L’Italia non sta male. Si organizza.

L’Italia non crolla. Si adatta. E chi può, paga per funzionare.

6 Aprile 2026

Ogni volta che esce un dato sull’economia, sulla sanità, sulla scuola, si usa sempre la stessa parola. Crisi.

È rassicurante.

Perché la crisi è qualcosa che passa. Un momento difficile, un attraversamento, una parentesi. Ti stringi, resisti, e poi torni come prima.

Il problema è che qui non si torna da nessuna parte.

La sanità non funziona? Non è una crisi. È un nuovo orario. Prima visita disponibile tra sei mesi.
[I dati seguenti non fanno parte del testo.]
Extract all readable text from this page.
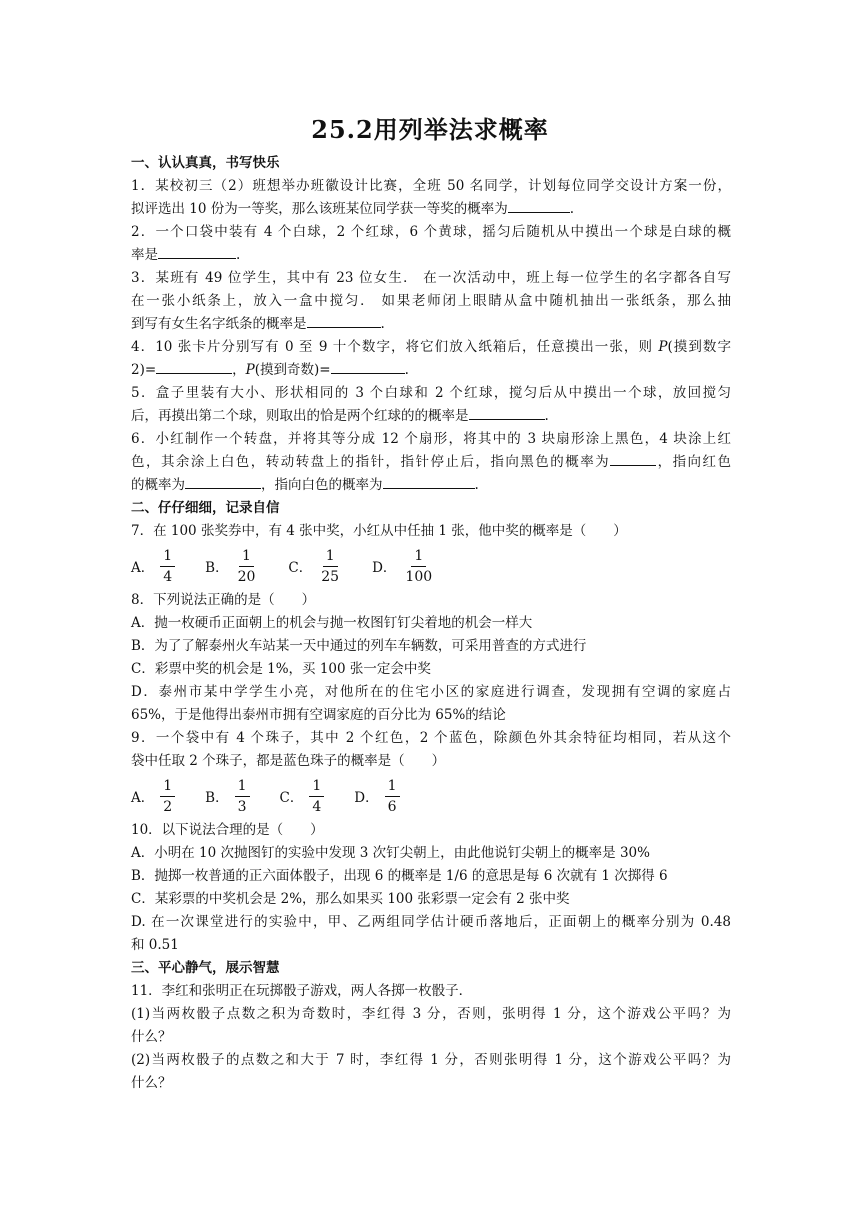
25.2用列举法求概率
一、认认真真，书写快乐
1．某校初三（2）班想举办班徽设计比赛，全班 50 名同学，计划每位同学交设计方案一份，
拟评选出 10 份为一等奖，那么该班某位同学获一等奖的概率为	.
2．一个口袋中装有 4 个白球，2 个红球，6 个黄球，摇匀后随机从中摸出一个球是白球的概
率是	.
3．某班有 49 位学生，其中有 23 位女生． 在一次活动中，班上每一位学生的名字都各自写
在一张小纸条上，放入一盒中搅匀． 如果老师闭上眼睛从盒中随机抽出一张纸条，那么抽
到写有女生名字纸条的概率是	.
4．10 张卡片分别写有 0 至 9 十个数字，将它们放入纸箱后，任意摸出一张，则 P(摸到数字
2)=	，P(摸到奇数)=	.
5．盒子里装有大小、形状相同的 3 个白球和 2 个红球，搅匀后从中摸出一个球，放回搅匀
后，再摸出第二个球，则取出的恰是两个红球的的概率是	.
6．小红制作一个转盘，并将其等分成 12 个扇形，将其中的 3 块扇形涂上黑色，4 块涂上红
色，其余涂上白色，转动转盘上的指针，指针停止后，指向黑色的概率为	，指向红色
的概率为	，指向白色的概率为	.
二、仔仔细细，记录自信
7．在 100 张奖券中，有 4 张中奖，小红从中任抽 1 张，他中奖的概率是（　　）
A． $\frac{1}{4}$ B． $\frac{1}{20}$ C． $\frac{1}{25}$ D． $\frac{1}{100}$
8．下列说法正确的是（　　）
A．抛一枚硬币正面朝上的机会与抛一枚图钉钉尖着地的机会一样大
B．为了了解泰州火车站某一天中通过的列车车辆数，可采用普查的方式进行
C．彩票中奖的机会是 1%，买 100 张一定会中奖
D．泰州市某中学学生小亮，对他所在的住宅小区的家庭进行调查，发现拥有空调的家庭占
65%，于是他得出泰州市拥有空调家庭的百分比为 65%的结论
9．一个袋中有 4 个珠子，其中 2 个红色，2 个蓝色，除颜色外其余特征均相同，若从这个
袋中任取 2 个珠子，都是蓝色珠子的概率是（　　）
A． $\frac{1}{2}$ B． $\frac{1}{3}$ C． $\frac{1}{4}$ D． $\frac{1}{6}$
10．以下说法合理的是（　　）
A．小明在 10 次抛图钉的实验中发现 3 次钉尖朝上，由此他说钉尖朝上的概率是 30%
B．抛掷一枚普通的正六面体骰子，出现 6 的概率是 1/6 的意思是每 6 次就有 1 次掷得 6
C．某彩票的中奖机会是 2%，那么如果买 100 张彩票一定会有 2 张中奖
D. 在一次课堂进行的实验中，甲、乙两组同学估计硬币落地后，正面朝上的概率分别为 0.48
和 0.51
三、平心静气，展示智慧
11．李红和张明正在玩掷骰子游戏，两人各掷一枚骰子．
(1)当两枚骰子点数之积为奇数时，李红得 3 分，否则，张明得 1 分，这个游戏公平吗？为
什么？
(2)当两枚骰子的点数之和大于 7 时，李红得 1 分，否则张明得 1 分，这个游戏公平吗？为
什么？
Se hai urgenza, puoi sempre organizzarti. Magari non ti ammali. Magari sei morto.

In una sala d’attesa, una donna guarda il numero sul display. È il suo turno tra quaranta persone. Non si lamenta. Controlla il telefono, sospira, si sistema sulla sedia. Ha già capito come funziona. Andr à a una visita a pagamento, se basteranno i soldi.

Funziona così.

L’economia rallenta? Non è una crisi. È una forma di meditazione. Consumi meno, desideri meno, ti abitui a non aspettarti nulla. Una specie di sobrietà forzata che, a forza di ripeterla, diventa virtù.

La scuola fatica? Non è una crisi. È evoluzione. Più registro elettronico, più segnalazioni, più controllo. Meno presenza, meno relazione, meno rischio. Un ambiente perfettamente gestito, in cui nessuno capisce più perché è lì.

Funziona tutto. Nel senso che niente si rompe davvero. Si allunga. I tempi si allungano. Le aspettative si abbassano. E nel frattempo impariamo a chiamare tutto questo normalità. È qui che l’Italia è diventata bravissima.

Non a risolvere i problemi. A conviverci con eleganza.

C’è una forma di talento nazionale in questa cosa. Una capacità quasi artistica di adattarsi al peggio senza mai dichiararlo.

Non c’è mai il momento in cui qualcosa smette di funzionare. C’è il momento in cui smettiamo di aspettarci che funzioni. E allora tutto diventa più semplice.

Non protestiamo. Non rompiamo. Non pretendiamo. Ci organizziamo.

Troviamo soluzioni individuali a problemi collettivi. Paghiamo, aspettiamo, rinunciamo. E nel frattempo ci raccontiamo che è solo un periodo.

È sempre solo un periodo. L’Italia non sta male. Ha solo abbassato le aspettative al punto giusto.